Eventually, the film starts and I discover, which is handy for me, that one of the crew is an English man called Paul and, when Paul gets to have his windswept say to the camera, I learn the gist of the plot, which is that this group of men plus one woman are sailing to the Falkland as a sort of protest thing. When they finally get to the islands, they naturally want to pop ashore and stretch the old legs, even though they know they won’t be allowed to, because Argentine passport holders are not allowed on the Falklands. Which is where Paul comes into it, because he’s got a British passport. Now, what they want Paul to do, if he does get ashore, is to deliver a sack of Christmas cards to the little “Kelper” children from their little brothers and sisters on the mainland.

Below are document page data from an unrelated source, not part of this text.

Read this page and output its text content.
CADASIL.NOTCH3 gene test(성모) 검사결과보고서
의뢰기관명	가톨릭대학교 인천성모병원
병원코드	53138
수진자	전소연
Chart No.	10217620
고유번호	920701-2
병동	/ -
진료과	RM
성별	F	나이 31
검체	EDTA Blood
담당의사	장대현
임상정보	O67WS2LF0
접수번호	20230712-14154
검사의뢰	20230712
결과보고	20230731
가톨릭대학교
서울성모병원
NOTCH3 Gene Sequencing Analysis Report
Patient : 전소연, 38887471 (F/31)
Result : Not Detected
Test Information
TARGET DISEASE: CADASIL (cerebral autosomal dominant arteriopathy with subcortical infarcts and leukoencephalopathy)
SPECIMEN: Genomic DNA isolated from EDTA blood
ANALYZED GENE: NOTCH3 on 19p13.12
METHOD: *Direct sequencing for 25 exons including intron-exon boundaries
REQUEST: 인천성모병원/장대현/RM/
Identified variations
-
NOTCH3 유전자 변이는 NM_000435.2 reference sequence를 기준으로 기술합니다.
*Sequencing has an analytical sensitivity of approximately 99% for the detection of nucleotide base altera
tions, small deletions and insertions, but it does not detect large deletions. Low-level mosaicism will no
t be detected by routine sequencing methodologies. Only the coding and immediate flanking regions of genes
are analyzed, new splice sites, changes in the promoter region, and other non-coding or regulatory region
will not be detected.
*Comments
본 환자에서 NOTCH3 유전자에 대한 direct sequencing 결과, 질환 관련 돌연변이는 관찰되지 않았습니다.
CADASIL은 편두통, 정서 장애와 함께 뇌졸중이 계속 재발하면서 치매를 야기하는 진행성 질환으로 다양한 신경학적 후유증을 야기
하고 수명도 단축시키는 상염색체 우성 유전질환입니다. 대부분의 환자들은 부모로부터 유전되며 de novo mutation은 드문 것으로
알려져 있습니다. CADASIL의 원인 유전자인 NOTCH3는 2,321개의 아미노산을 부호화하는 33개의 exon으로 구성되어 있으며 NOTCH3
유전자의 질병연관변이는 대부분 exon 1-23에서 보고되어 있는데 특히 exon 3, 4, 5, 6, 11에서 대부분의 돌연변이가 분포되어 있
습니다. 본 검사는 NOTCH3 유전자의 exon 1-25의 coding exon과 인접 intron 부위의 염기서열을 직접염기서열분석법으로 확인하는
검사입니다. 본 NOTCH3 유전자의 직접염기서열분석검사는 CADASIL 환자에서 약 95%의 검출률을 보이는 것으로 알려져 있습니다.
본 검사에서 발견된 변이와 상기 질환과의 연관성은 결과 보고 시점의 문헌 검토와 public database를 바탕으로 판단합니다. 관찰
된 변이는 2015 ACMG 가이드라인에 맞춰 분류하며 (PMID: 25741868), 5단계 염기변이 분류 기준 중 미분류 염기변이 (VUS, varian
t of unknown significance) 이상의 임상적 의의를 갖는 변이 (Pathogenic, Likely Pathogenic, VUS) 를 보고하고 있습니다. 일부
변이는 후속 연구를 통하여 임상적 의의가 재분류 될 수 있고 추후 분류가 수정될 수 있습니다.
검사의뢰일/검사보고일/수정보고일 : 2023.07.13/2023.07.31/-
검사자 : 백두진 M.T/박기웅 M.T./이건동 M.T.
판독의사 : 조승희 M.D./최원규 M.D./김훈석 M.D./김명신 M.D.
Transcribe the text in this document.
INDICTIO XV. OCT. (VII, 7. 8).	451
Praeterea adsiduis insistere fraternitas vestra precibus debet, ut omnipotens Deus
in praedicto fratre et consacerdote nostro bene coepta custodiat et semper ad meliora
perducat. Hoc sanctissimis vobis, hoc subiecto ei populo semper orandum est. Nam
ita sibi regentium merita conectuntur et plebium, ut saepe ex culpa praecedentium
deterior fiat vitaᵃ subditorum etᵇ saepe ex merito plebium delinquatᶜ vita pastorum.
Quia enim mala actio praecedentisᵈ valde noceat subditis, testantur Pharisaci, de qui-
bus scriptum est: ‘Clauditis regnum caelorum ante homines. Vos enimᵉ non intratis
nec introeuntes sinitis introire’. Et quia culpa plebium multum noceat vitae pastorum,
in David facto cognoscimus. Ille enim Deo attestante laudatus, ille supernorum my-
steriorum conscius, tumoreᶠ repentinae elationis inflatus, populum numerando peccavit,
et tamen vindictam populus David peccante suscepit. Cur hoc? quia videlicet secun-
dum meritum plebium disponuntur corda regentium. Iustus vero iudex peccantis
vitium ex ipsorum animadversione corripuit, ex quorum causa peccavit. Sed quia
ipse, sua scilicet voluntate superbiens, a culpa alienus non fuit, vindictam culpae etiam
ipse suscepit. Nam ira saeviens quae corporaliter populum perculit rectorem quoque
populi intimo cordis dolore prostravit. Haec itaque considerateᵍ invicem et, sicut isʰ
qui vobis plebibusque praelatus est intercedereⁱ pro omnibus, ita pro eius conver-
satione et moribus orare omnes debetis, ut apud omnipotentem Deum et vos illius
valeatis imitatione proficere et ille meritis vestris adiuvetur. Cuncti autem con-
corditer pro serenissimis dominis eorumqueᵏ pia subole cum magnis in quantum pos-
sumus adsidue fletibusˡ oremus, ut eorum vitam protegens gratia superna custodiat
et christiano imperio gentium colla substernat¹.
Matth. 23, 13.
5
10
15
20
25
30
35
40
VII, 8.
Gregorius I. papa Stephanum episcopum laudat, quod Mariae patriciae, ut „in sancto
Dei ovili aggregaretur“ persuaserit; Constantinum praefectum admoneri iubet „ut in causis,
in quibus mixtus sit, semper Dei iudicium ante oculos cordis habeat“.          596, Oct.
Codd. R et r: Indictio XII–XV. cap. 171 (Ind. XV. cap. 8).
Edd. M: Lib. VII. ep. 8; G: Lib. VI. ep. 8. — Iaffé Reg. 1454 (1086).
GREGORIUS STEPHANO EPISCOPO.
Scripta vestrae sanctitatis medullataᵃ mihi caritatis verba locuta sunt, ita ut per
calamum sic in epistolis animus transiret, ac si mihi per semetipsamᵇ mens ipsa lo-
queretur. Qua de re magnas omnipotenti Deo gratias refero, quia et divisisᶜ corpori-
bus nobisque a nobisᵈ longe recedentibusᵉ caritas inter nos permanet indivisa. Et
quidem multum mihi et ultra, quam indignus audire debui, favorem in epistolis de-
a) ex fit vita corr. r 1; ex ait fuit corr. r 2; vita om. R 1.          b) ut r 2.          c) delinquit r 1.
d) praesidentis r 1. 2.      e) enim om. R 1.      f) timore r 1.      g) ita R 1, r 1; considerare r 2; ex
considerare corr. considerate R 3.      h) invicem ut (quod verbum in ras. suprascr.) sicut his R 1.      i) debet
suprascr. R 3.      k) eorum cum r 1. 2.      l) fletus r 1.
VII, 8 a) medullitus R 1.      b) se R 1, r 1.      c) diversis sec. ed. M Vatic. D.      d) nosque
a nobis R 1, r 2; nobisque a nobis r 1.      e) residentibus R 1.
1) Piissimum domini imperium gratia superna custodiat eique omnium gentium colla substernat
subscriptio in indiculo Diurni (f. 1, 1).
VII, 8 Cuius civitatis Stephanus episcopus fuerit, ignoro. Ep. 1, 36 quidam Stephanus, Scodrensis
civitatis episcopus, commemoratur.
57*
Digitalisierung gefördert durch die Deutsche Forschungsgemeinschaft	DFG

Well, how I stopped myself laughing I do not know. Sentimental buggers. The last thing the little children of the Falkland Islands want is Christmas cards from the little kiddies whose country put armed troops on their streets. This might be very sad – but it’s sadly understandable.
So our gallant Argies, plus one, only get to bob around for a while in the waters off Port Stanley, look rock-like and wronged at the land ahoy, before pulling anchor and setting off back home. And my silent conclusion is that every single one of them is a raving loco.
But then, after the film had finished, I was introduced to one of the crew members, a Senor Ignacio Gorriti. Ignacio had been a soldier during the war. He fought on Mount Harriet against the Royal Marines and the conflict has been a large part of his mind ever since. We shook hands and both asked and answered the same first question: “Where were you on the islands?” Then Ignacio began to reminisce about going off one day to look for a battery for a radio. And I said: “I’ve heard of you.” And I had, because Ignacio was one of the soldiers featured in my very favourite book on the Falklands war, ‘Fight for the Malvinas’, by Martin Middlebrook.
Ignacio and I were interrupted by the reappearance of Mr English Public School. He was sorry, but he had to go and he wanted to ask me a question before he did. Fire away.
“Why did you kill the soldier on Wireless Ridge when you knew a ceasefire had been called?”
I explained that the soldier had a rifle and it was him or me. “But surely,” he pressed, “you could have shouted that the war was over”
Before I could come up with a reply that, once again didn’t begin with the words: “Get real, pal”, Ignacio jumped in on my behalf and pointed out that battlefield etiquette’s just not like that. The man seemed to accept that and with a short hand-shake, which was more than a little cold, he sulked off. “They don’t understand,” said Ignacio, “They can never know what it was like on those hills for us.”
When it was time for me and Ignacio to go our separate ways , we shook hands once more and then, with no words, we fell into something I had waited 14 years for. An embrace with my one-time enemy. And over the years I had fantasied that it would be a tearful event. But it wasn’t. With my chin resting on Ignacio’s shoulder, all I could do was smile. Then we both said: “Goodbye, my friend.”
I left the conference centre on that moon-warmed, beautiful Buenos Aires night, with not a care in the world. It never entered my head to think over the questions I had been asked about the life I had ended on Wireless Ridge. And that was a mistake on my part. A big mistake.